Memory Design
How claude-code manages persistent knowledge across sessions, agents, and time.
Five Systems, Three Scopes
memory-hierarchy documents five distinct memory systems:
| System | Writer | Scope | Persistence |
|---|---|---|---|
| CLAUDE.md | User | Global + Project | Permanent |
| auto-memory | Claude | Project | Consolidated by auto-dream |
| Session memory | Claude | Session | Per-session transcript |
| Team memory | Agents | Team | Shared across teammate-tool |
| Agent memory | Agent | Per-agent | Private |
The Auto-Memory → Auto-Dream Pipeline
auto-memory writes continuously (triggers at 10K tokens, then every 5K/3 tool calls). Over time, this produces redundant, contradictory notes. auto-dream consolidates: reads all session transcripts, resolves contradictions, merges duplicates, rewrites memory into clean topic files. The dream runs as a forked-agent-pattern subagent with read-only code access.

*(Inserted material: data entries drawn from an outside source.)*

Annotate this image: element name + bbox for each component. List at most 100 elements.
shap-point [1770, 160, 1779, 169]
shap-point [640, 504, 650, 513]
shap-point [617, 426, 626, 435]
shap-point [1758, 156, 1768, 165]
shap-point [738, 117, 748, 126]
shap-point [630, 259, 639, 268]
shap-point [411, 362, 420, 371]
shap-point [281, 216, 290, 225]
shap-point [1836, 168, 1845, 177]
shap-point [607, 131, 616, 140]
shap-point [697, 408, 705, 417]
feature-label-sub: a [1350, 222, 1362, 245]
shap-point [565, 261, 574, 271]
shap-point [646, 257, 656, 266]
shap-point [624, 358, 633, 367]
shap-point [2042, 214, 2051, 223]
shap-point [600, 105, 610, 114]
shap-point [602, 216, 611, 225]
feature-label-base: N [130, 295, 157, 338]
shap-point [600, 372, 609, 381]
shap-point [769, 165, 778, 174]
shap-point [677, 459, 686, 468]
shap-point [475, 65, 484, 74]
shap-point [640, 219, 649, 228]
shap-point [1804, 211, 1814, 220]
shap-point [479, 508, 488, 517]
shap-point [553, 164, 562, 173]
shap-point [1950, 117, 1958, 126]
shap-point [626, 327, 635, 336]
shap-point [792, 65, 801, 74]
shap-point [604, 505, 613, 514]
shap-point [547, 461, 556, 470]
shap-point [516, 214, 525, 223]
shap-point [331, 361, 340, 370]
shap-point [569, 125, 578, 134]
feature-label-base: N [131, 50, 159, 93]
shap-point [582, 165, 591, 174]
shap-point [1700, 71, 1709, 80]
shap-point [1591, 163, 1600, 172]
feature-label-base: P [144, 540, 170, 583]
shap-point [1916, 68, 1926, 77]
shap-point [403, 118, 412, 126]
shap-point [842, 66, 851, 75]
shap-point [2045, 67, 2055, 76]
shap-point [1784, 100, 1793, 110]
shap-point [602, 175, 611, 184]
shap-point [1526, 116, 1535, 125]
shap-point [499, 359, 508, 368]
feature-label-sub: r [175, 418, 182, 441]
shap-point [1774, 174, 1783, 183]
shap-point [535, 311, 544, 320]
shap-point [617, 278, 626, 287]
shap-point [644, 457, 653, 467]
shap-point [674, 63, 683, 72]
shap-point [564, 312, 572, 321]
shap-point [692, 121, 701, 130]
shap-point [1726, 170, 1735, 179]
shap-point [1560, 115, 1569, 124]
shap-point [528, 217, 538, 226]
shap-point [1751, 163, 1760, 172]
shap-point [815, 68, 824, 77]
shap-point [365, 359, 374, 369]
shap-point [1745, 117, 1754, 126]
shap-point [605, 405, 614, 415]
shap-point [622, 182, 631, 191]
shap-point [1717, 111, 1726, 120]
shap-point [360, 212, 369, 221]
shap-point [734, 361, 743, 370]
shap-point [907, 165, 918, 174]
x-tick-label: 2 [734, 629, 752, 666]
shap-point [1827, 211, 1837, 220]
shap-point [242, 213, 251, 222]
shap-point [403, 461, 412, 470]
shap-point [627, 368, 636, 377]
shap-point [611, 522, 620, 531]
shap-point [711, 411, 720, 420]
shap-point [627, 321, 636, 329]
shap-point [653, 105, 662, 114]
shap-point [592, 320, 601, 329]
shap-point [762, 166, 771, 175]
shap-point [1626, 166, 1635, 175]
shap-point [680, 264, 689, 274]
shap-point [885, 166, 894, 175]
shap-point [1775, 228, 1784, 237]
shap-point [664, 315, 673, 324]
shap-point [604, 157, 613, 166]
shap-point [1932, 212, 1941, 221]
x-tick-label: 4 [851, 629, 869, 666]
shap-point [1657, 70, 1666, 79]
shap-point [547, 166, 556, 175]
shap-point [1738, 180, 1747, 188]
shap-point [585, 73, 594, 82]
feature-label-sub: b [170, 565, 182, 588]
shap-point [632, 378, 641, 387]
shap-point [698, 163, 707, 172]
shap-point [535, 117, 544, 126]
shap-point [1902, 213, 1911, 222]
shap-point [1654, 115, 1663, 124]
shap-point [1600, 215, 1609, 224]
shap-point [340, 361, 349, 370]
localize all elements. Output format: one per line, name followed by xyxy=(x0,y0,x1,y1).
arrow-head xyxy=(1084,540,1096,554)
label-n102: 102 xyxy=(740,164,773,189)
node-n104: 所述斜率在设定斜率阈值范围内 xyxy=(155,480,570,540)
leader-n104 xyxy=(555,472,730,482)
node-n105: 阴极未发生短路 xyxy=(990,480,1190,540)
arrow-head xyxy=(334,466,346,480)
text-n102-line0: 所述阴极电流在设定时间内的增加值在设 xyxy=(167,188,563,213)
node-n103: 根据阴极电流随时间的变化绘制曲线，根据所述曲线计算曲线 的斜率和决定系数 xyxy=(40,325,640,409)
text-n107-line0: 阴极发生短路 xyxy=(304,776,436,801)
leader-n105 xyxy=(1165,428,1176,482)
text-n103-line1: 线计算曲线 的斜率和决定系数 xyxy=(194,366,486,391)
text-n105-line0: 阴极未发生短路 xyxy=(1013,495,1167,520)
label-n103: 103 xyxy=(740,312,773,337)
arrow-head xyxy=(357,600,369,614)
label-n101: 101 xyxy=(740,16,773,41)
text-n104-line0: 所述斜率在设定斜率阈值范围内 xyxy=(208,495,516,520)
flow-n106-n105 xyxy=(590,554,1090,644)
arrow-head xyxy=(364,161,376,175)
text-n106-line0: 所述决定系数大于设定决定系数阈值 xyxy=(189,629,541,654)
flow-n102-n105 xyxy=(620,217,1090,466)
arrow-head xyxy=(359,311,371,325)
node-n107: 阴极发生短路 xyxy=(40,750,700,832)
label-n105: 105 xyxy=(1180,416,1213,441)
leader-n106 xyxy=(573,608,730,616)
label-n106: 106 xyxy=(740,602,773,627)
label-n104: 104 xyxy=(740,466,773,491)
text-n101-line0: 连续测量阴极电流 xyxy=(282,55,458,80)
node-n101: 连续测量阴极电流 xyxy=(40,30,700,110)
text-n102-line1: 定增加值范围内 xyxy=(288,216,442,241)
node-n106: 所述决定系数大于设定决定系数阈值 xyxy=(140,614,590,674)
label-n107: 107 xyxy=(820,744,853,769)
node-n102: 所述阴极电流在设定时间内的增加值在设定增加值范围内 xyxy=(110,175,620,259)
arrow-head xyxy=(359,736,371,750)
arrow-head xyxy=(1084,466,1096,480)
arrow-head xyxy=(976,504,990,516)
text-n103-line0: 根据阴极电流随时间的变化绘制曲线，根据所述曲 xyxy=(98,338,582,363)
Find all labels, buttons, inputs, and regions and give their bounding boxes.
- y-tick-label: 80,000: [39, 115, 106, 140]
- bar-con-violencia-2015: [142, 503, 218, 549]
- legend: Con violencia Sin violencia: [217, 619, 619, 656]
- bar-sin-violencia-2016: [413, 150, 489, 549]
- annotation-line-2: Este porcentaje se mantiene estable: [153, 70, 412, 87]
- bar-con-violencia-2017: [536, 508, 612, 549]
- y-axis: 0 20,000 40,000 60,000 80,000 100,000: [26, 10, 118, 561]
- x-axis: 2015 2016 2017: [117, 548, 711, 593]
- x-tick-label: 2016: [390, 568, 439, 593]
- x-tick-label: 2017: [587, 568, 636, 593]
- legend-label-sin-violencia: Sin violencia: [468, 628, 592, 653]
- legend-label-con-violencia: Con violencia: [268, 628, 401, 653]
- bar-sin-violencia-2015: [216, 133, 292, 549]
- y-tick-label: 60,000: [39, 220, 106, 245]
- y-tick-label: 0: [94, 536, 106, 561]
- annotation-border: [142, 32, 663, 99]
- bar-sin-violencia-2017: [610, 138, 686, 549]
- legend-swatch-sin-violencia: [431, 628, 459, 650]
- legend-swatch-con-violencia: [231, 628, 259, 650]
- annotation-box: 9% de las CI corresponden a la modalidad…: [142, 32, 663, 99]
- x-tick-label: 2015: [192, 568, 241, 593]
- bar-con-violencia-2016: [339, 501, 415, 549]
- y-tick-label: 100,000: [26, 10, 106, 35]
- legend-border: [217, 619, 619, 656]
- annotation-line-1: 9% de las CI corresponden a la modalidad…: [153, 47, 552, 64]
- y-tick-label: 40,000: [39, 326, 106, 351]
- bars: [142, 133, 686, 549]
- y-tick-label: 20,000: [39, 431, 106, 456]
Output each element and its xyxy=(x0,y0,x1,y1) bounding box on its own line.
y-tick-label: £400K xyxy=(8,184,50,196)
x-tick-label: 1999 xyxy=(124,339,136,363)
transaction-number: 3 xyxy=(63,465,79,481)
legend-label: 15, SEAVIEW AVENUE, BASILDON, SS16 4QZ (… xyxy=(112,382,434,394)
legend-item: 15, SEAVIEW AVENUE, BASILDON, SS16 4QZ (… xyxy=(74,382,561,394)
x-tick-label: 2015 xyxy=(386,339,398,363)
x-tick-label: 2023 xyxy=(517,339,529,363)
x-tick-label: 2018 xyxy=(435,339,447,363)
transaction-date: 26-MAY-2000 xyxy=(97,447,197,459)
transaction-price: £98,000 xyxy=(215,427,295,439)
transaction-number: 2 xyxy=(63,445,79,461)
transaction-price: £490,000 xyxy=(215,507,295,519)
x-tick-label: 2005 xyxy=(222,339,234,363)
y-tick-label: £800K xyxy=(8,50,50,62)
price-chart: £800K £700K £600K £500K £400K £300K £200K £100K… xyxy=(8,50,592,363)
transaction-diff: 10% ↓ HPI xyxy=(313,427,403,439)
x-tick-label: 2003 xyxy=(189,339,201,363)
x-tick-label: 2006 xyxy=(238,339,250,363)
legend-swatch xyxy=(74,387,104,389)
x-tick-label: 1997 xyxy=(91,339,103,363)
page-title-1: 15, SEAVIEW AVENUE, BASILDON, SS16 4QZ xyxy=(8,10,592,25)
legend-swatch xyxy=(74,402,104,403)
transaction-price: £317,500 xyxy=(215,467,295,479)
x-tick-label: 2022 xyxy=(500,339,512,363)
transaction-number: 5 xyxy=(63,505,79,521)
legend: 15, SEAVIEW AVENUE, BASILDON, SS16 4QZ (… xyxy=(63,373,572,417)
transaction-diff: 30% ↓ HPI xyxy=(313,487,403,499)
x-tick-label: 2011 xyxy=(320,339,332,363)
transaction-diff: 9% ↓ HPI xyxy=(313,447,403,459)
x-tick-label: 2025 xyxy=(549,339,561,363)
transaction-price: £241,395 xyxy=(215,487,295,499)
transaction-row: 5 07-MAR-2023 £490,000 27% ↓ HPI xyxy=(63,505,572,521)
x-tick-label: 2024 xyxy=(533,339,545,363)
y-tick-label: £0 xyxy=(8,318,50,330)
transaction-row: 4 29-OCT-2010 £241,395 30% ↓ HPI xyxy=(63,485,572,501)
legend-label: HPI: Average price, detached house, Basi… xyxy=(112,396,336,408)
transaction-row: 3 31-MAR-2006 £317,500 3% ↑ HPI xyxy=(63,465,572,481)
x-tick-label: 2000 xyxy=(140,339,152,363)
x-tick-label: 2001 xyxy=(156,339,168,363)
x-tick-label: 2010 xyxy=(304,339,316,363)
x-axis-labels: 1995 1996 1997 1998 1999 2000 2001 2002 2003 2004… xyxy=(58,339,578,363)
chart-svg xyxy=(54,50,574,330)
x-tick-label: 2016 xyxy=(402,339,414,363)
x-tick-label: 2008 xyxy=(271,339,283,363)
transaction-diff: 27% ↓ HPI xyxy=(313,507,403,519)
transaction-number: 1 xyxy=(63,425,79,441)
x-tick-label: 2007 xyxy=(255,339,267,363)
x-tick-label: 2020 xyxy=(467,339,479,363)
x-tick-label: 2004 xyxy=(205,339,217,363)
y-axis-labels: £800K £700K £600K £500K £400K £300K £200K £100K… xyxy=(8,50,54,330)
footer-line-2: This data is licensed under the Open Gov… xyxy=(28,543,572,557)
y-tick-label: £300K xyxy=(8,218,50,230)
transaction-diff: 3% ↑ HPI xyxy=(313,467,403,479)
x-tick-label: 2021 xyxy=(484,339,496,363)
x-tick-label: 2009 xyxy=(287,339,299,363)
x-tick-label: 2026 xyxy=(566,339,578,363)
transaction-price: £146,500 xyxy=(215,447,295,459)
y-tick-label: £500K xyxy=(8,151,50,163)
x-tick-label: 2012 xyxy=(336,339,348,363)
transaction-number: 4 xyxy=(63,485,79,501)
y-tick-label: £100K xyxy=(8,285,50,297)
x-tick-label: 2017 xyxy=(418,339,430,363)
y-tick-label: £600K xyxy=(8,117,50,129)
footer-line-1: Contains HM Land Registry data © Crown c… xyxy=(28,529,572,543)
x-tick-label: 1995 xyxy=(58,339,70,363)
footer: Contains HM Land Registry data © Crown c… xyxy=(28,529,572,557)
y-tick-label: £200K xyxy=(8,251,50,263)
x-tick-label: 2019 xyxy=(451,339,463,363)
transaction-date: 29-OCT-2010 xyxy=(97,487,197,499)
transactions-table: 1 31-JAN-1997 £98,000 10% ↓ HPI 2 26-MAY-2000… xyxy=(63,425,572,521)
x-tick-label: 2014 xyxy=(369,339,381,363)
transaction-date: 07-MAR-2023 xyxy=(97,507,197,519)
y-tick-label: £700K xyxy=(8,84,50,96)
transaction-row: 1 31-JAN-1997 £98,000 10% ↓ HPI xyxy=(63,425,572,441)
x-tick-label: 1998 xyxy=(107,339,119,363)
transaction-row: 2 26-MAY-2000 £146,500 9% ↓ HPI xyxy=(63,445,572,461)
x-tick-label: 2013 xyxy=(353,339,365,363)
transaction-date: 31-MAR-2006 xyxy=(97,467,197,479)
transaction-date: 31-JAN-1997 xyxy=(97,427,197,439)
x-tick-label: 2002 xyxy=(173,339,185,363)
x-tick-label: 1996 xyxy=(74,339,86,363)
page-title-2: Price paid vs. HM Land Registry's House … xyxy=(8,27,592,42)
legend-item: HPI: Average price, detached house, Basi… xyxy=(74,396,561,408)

The four-gate trigger (24h, 5 sessions, 10min scan throttle, filesystem lock) ensures dreams only run when there's enough new material and the system is idle.
KAIROS Memory: Append-Only Logs
kairos can't rewrite memory in-place (perpetual sessions would corrupt intermediate states). Instead it uses append-only daily logs (logs/YYYY/MM/YYYY-MM-DD.md). Auto-dream distills these into MEMORY.md and topic files nightly.
Retrieval: LLM Reasoning, Not Embeddings
The system deliberately rejects vector search. Claude calls ls(), reasons about which files are relevant, then reads them. This is part of the grep-over-rag philosophy: LLM reasoning over filenames outperforms opaque vector matching for structured, human-readable files.
Hidden Cost
The extractMemories mechanism fires a background Opus API call per turn. This fire-and-forget call doubles effective token consumption (26M tokens instead of 13M per session). The cost is hidden from users.
Context Loading
system-prompt-assembly loads memory on every turn (not just session start): global CLAUDE.md, project CLAUDE.md, modular rules, auto-memory index (first 200 lines only). The index acts as a pointer structure — topic files are loaded on-demand.